IT(情報技術)各社が2024年秋から相次いで企業向けにAI(人工知能)エージェントの提供を始めた。その適用範囲は広い。米マイクロソフトのサティア・ナデラ最高経営責任者(CEO)は「(当社のAI エージェントは)サプライチェーン(供給網)の最適化から、顧客サポートの支援まで幅広く活用できる」と講演などで宣伝する。
様々な業務効率化の需要に支えられ、世界のAIエージェント市場は30年に、24年比で9倍超の471億ドル(約7兆3000億円)に達する見通しだ(インドのマーケッツ・アンド・マーケッツ調べ)。
業務ソフトを手掛ける米サービスナウも先ごろAIエージェント市場に参入した。日本法人でフィールド・イノベーション・オフィサーを務める佐宗龍氏は、「人口減が進む日本では、不足する労働力を補うことになるだろう」と言う。
例えばAIエージェントを使って顧客サポート用のチャットボットを構築したとする。大規模言語モデル(LLM)のおかげで従来のチャットボットより自然言語の理解力は高まる。顧客との自然な対話を通じて問い合わせ内容を理解し、返品システムや注文システムなどの各種ツールを使いこなしながら、自律的にタスクを処理する。

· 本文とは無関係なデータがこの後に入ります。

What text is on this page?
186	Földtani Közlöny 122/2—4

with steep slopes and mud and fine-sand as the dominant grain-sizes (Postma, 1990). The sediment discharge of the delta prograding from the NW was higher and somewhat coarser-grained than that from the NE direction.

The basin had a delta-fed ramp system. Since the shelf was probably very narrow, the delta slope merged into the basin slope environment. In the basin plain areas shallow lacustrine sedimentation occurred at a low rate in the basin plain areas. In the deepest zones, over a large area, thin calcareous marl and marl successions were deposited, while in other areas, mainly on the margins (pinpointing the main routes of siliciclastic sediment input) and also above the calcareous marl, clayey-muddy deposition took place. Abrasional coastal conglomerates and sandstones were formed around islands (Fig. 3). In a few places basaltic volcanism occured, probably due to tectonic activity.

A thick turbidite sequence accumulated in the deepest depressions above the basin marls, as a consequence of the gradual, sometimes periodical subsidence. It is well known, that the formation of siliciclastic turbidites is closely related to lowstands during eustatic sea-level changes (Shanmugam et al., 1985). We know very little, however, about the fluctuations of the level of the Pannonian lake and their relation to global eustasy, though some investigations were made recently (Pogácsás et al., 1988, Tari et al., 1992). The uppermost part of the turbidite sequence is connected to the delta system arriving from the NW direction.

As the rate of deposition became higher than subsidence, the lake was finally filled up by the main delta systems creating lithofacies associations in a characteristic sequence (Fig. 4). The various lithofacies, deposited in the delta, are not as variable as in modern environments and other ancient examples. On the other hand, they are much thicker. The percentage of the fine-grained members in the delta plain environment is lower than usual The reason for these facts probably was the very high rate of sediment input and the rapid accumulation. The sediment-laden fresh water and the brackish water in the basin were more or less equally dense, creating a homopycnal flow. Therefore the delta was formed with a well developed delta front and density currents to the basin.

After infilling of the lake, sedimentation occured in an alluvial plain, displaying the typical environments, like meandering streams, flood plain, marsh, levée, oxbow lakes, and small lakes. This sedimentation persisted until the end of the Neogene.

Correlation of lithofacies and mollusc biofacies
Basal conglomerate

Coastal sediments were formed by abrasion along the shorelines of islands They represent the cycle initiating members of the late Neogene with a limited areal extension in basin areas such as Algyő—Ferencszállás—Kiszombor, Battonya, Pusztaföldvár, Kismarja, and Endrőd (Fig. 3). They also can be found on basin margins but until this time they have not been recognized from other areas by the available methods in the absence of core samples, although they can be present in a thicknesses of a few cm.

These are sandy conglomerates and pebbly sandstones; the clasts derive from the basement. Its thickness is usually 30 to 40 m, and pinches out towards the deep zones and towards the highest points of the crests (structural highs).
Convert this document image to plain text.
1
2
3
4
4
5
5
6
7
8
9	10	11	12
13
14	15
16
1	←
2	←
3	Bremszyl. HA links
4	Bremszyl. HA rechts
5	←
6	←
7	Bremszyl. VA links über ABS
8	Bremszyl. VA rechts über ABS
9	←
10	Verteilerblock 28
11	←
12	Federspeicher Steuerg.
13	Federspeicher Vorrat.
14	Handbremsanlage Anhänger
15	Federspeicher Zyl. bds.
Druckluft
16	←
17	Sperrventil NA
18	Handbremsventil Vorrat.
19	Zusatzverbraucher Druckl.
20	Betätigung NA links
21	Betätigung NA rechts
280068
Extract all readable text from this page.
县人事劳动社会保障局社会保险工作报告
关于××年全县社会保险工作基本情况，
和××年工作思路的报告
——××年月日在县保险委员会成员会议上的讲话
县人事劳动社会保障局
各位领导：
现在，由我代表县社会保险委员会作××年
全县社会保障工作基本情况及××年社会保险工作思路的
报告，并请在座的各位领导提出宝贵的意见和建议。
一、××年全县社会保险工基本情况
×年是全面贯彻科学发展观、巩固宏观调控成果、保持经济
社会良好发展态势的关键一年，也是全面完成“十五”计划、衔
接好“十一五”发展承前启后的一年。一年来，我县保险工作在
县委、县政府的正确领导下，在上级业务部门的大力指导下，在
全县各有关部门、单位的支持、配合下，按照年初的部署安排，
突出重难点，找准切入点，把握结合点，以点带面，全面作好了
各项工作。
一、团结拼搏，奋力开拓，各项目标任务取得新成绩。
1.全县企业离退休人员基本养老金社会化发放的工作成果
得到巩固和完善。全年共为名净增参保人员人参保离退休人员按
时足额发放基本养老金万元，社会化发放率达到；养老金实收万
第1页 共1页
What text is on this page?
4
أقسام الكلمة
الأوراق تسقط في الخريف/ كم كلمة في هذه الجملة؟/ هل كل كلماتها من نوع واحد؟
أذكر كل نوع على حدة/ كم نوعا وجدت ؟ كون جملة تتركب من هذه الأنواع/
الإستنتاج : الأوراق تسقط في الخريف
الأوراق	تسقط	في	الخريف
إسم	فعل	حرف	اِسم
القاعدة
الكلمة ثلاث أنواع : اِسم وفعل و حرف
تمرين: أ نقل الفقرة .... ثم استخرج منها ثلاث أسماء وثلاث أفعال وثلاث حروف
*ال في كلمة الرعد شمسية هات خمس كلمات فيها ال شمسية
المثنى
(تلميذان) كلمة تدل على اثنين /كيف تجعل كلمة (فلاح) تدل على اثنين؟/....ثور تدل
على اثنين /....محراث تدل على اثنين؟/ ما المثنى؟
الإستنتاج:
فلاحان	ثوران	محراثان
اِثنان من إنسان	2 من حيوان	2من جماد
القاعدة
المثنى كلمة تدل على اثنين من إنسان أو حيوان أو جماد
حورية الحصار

このように社員が手掛けていた業務の多くを肩代わりしてくれるので、労働力が不足していても、多くの業務をこなせる。ただ「商品を100個買うので、少し割り引いてくれない?」などという想定外の問い合わせを受けた場合には、社員に対応を引き継ぐ必要がある。
本来AIエージェントは、どんな問い合わせ内容であっても、自ら解決方法を考え出し、実行するのが理想。しかし現在、搭載されているAIモデルの推論能力はそこまで信頼性が高くない。タスクを遂行するためのサブタスクは人間が事前に定義しており、AIモデルは単に実行すべきサブタスクを選択しているだけだ。イレギュラーなタスクに直面したAIモデルが、解決に向けて自ら適切なサブタスクを考え出せるようになるには、推論能力の向上を待たねばならない。
この状況をブレークスルーし得るのが、PART1でも紹介した米オープンAIの「o3(オースリー)」をはじめとした、推論能力を追求したAIモデルだ。富士通でAI戦略を担うCEO室の土井悠哉プロジェクト長も「将来的にはAIエージェントが自ら問題解決の方法を考えるようになる」とみる。そうなればAIエージェントが人間の手を煩わせる機会は減るだろう。